Praise for Brushes with:
How does one footnote vanishing? In Brushes with Kristina Marie Darling draws our attention to where love and light – their most delicate details – once were. In their place lie darkly gleaming, refracting essentialized remains. Shattered glass and devastated porcelain hands divine a poetics of the charnel grounds. Darling’s work reminds that after such vanishing, there is something: a gift, the book itself.
—Selah Saterstrom, author of The Meat and Spirit Plan
Some facts: there is “white residue” on a windowsill. In a novel on the brink of being written, someone walks out the door then reappears on the edge of a lake. To “recollect.” To “glide.” To “wake up.” In a work that is reminiscent of Jenny Boully’s The Body — a blankness accompanied by footnotes — Darling’s Brushes with performs a narrative of sexual betrayal and peculiar [excruciating] loss with a delicate and pressing hand. In the appendix that closes the collection, the “interior of a burned house” is transposed with the figure of a sky filled with “dead stars.” Is the heart a burial ground for domestic desires? Darling has written a work of caked trace in which the longing for a shared world is already a part of the counterfeit, damaged and “circling” past. Trace, in other words, does not function in the usual way. It is not light. It is not something you can look through, like holding an ice shard up to the sun. On the contrary, it is “unsightly.” It is a dark weight in a little book that felt, at times, like an act of beautiful revenge.
—Bhanu Kapil, author of Humanimal
If Wolfgang Iser believed that within the gaps of a text lies meaning that the reader must create, then Darling’s collection Brushes With is the film negative composed of those gaps. Therein lies the creative energy and genius of Darling’s work. As we enter the text, we begin to construct a narrative from interstices of information that comes in the form of gemlike footnote poems. These footnotes are deliciously loaded and sensual—whispers from a friend who just can’t tell you the whole story. The footnotes provide the type of glimpse we get into any relationship—spotted, occasional, fragmented, flawed. Darling is a prolific writer (a word rarely applied to a poet so young), a writer who has a multitude of material and approaches to her intelligent vision of what poetry can also be. She surprises us and proves time and again to be the real thing. Darling is a writer to watch.
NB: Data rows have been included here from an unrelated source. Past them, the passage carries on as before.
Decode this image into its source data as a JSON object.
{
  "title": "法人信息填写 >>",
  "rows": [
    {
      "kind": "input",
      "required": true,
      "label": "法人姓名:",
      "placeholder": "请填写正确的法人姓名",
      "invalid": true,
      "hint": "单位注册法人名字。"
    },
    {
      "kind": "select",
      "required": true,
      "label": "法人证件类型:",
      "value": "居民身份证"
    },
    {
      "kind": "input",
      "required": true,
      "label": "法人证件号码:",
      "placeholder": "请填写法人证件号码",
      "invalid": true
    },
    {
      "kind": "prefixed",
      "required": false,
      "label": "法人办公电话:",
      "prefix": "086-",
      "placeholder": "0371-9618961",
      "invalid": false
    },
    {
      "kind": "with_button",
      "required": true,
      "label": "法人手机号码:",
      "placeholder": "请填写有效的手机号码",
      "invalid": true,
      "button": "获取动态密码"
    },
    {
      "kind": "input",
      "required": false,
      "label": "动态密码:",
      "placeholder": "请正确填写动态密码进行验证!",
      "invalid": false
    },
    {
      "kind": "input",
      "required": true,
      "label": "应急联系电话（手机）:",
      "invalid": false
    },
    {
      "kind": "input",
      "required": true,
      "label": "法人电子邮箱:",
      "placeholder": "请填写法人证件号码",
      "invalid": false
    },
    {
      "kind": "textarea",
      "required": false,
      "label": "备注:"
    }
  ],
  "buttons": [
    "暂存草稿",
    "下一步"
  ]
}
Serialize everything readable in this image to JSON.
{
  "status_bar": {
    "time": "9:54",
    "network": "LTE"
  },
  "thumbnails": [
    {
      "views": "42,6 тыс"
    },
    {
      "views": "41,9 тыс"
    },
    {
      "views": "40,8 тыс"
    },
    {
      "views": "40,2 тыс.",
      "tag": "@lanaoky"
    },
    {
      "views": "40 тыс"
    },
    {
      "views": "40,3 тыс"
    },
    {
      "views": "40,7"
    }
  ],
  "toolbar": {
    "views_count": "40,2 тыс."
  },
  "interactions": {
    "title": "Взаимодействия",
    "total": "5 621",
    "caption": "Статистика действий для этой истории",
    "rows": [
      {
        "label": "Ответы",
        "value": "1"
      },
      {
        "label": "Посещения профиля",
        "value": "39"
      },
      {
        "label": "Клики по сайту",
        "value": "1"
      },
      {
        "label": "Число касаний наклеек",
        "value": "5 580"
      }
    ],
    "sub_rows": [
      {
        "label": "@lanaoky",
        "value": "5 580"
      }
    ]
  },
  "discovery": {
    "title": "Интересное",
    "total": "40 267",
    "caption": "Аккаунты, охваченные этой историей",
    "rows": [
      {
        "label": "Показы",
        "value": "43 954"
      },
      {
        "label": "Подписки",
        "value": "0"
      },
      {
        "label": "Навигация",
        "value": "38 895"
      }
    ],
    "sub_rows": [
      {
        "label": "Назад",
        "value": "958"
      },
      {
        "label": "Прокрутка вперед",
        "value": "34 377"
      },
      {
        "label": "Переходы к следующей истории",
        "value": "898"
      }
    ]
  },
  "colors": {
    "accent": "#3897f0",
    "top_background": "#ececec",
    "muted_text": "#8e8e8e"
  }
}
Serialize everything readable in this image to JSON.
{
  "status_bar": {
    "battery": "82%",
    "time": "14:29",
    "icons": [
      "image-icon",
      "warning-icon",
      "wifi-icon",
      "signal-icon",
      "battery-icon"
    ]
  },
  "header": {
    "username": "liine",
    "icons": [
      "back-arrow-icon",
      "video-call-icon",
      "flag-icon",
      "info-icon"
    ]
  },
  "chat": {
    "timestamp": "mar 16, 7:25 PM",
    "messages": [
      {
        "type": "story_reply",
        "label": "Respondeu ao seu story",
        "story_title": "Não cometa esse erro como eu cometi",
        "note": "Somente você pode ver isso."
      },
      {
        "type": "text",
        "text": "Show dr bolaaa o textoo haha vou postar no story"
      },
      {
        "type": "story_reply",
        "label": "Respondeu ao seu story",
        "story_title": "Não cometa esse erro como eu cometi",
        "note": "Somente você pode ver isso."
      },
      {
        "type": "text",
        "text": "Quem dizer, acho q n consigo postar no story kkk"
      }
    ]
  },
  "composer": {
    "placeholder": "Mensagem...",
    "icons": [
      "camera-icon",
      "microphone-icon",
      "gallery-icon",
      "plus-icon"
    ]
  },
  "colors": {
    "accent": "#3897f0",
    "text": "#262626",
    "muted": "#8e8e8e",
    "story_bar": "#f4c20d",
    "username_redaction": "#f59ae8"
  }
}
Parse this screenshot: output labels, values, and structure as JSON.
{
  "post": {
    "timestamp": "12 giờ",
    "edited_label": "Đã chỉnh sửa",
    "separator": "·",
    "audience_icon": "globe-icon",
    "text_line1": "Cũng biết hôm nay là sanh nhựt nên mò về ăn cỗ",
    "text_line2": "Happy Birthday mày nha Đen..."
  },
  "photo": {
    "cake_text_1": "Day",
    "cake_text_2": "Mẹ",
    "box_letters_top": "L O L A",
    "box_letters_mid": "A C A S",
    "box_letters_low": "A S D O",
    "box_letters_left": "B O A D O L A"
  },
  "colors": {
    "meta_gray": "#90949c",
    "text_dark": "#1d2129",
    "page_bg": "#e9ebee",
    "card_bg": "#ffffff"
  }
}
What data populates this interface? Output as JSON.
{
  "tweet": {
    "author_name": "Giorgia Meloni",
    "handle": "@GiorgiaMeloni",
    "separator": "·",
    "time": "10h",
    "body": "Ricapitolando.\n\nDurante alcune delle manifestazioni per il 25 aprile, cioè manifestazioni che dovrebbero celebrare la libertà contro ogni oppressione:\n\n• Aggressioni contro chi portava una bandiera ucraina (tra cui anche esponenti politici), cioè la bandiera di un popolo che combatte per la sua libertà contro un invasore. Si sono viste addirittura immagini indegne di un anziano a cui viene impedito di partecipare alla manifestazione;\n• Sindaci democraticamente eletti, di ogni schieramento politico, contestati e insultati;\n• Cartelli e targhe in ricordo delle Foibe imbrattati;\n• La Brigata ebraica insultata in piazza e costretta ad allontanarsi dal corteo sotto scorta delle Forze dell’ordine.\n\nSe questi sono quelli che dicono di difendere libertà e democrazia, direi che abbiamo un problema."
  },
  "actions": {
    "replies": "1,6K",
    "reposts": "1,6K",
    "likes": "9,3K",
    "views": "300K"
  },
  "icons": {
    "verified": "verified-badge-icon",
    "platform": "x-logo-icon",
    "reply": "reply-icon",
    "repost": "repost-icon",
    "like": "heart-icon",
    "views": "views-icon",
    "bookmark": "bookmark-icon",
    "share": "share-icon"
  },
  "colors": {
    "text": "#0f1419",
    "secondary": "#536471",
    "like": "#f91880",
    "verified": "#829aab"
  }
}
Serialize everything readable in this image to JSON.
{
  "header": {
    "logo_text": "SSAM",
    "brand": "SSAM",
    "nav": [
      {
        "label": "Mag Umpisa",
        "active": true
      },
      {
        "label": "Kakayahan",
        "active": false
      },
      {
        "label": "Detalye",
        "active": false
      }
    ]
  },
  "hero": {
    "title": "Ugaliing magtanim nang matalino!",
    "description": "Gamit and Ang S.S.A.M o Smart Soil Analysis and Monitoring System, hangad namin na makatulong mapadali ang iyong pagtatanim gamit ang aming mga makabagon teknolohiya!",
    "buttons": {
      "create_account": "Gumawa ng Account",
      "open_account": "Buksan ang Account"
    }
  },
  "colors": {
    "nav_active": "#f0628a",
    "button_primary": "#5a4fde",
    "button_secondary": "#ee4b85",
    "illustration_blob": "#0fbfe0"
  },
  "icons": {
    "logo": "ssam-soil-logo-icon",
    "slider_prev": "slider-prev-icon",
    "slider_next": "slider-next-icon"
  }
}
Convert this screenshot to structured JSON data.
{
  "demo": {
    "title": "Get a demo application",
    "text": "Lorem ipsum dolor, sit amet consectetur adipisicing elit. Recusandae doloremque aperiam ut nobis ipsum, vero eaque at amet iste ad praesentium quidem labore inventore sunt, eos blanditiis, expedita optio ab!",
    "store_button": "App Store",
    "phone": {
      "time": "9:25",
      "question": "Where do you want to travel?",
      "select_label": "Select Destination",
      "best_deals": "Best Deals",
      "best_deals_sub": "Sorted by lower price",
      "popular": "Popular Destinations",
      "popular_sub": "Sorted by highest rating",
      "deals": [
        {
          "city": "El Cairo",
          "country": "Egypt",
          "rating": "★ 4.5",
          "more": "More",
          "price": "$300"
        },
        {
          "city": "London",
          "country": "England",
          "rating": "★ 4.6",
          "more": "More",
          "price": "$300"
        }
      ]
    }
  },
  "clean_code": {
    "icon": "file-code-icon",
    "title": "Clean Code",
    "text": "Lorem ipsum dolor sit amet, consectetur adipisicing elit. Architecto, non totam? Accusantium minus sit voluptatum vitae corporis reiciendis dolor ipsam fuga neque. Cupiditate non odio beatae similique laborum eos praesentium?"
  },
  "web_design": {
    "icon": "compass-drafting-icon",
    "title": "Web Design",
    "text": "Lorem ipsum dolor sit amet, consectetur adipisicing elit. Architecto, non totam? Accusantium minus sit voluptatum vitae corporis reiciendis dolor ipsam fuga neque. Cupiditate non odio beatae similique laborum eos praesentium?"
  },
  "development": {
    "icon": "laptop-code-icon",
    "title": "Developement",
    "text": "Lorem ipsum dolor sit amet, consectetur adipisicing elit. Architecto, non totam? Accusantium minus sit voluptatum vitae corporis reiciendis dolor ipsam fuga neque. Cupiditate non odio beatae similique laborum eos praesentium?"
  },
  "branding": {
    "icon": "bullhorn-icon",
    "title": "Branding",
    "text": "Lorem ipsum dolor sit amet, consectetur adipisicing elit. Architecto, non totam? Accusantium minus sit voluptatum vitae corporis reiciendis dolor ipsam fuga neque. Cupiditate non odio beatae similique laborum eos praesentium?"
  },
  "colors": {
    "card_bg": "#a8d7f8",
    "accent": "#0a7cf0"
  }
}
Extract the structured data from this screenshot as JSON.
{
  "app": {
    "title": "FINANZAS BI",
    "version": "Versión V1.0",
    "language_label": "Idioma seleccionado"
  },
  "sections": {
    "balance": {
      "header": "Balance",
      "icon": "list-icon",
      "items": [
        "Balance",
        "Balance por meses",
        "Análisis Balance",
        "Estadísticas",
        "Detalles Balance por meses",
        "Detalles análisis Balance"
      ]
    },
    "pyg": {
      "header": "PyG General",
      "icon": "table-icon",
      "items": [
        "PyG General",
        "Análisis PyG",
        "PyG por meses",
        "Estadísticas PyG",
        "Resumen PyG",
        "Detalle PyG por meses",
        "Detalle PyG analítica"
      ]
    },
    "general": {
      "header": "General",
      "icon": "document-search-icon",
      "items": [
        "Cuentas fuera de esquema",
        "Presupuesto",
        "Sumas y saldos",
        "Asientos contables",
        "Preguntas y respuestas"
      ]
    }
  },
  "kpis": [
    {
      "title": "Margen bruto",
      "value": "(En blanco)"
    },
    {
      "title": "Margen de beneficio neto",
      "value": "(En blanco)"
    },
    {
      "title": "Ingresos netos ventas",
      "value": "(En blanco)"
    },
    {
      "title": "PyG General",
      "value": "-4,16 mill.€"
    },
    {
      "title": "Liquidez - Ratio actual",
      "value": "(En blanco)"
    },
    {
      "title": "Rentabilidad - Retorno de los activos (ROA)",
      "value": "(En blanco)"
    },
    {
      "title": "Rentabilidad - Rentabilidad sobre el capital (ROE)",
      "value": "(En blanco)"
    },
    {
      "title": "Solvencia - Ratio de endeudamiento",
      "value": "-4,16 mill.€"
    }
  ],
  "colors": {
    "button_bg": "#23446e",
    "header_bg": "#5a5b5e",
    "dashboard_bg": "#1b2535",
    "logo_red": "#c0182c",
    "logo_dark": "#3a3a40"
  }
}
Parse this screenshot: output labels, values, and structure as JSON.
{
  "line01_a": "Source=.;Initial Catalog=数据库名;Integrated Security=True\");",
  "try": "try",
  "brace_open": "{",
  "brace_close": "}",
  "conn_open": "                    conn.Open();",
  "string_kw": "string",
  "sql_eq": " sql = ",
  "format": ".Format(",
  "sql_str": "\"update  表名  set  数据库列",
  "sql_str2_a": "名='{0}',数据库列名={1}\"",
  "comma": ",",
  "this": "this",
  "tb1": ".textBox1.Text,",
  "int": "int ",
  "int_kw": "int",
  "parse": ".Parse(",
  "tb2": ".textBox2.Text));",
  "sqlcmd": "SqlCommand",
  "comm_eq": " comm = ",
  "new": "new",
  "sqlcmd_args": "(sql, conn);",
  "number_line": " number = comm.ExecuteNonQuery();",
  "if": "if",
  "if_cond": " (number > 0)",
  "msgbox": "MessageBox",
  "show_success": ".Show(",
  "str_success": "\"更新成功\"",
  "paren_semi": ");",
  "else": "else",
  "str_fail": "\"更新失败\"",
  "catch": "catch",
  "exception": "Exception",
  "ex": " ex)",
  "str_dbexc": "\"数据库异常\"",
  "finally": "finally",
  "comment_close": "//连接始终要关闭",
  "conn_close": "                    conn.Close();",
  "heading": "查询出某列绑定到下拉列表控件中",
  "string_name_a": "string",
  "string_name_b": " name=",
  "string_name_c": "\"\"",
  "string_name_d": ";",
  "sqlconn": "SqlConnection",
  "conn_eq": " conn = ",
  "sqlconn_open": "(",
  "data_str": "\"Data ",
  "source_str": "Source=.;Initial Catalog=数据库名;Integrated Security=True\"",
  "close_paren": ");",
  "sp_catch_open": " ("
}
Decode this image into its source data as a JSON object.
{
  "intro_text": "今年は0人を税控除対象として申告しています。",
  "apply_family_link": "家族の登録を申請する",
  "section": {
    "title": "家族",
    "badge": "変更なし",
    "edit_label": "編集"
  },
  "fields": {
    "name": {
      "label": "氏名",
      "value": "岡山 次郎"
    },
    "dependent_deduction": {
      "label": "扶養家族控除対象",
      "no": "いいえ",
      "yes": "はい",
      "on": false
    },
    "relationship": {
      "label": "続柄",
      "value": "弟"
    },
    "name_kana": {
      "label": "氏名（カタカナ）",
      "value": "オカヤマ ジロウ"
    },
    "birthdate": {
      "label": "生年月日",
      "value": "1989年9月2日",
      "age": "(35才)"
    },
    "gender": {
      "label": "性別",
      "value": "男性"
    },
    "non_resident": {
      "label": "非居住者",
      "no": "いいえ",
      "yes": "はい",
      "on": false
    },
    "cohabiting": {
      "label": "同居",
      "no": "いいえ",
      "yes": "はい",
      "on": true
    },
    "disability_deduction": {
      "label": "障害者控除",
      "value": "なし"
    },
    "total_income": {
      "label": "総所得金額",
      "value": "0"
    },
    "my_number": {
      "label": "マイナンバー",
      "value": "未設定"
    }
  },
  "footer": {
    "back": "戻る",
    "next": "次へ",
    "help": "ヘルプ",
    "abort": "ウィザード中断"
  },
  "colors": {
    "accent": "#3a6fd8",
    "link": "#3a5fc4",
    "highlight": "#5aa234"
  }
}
—Andrea Witzke Slot, author of To find a new beauty
In a manner that is near and dear to me, Kristina Marie Darling beautifully constructs a land of seeming quicksand where every loved thing disappears as quickly as it appears. Houses burn, stars extinguish, love diminishes, a dress can no longer be worn. In this metatextual affair, Kristina invites us to take her keys, her legend to her poetic map to unlock and chart absence alongside her.
—Jenny Boully, author of The Body: An Essay
“Kristina Marie Darling’s work is a reading experience like no other poet I have ever encountered. Every lover of poetic craft will relish the defiant ways she’s transforming and subverting traditional forms of poetry. She remains wildly imaginative, refreshingly unique, and even frighteningly evocative.”-HTML Giant.
“In Darling’s narrative the footnote acts as driver to and anchor of the poems. The footnote also acts as subverter to the poet’s own voice through increasingly exteriorising and encapsulating her emotional pitch in a series of objects: the star-map, the headless statue, the ripped dress, the violet nightdress, the burnt meadow, and the burnt room. The interior objects that belong in the ruined house have gained a steely patina that gleam beneath glass, or are hidden beneath wood.”-Open Salon.
“Kristina Marie Darling strikes again with creating a surreal and memorable journey through her particular style of writing in Brushes With, a collection that captures a romance that is no longer, scenes and footnotes that entice and leave the reader curious and wanting more.”-Poet Hound.
“This is a story where the actual narrative of each section disappears, leaving the reader to fill in the spaces between the footnotes at the bottom of the page. This leads to an ethereal sense of a story that, like the meaning of life itself, can never be grasped in its entirety.”-Crafty Green Poet.
“Darling is a master of empty spaces, both being unafraid to leave most of the physical page of a book empty, giving us only footnotes to decipher, but also for allowing empty space within the text that allows you to enter into it and make of it what you will. It takes guts to do this and great skill to do it right. When reading Brushes With, her guts and skill quickly become evident.”-Word Riot.
“Kristina Marie Darling’s latest collection of writing —her tenth!—takes as its premise the notion that every love story is, to quote David Foster Wallace, a ghost story; what we know and understand about our lovers is inevitably comprised of wispy half-truths and sensations, ones not so much acknowledged as intuited, felt.”-The Rumpus.
“The reader’s job…is to look at those butterflies pinned under glass, and to construct a story even more than the sum of its parts by connecting those objects to the ideas they are suggesting. The brilliance of Darling’s form and structure in Brushes With is the freedom she gives us to do just that.”-Nano Fiction.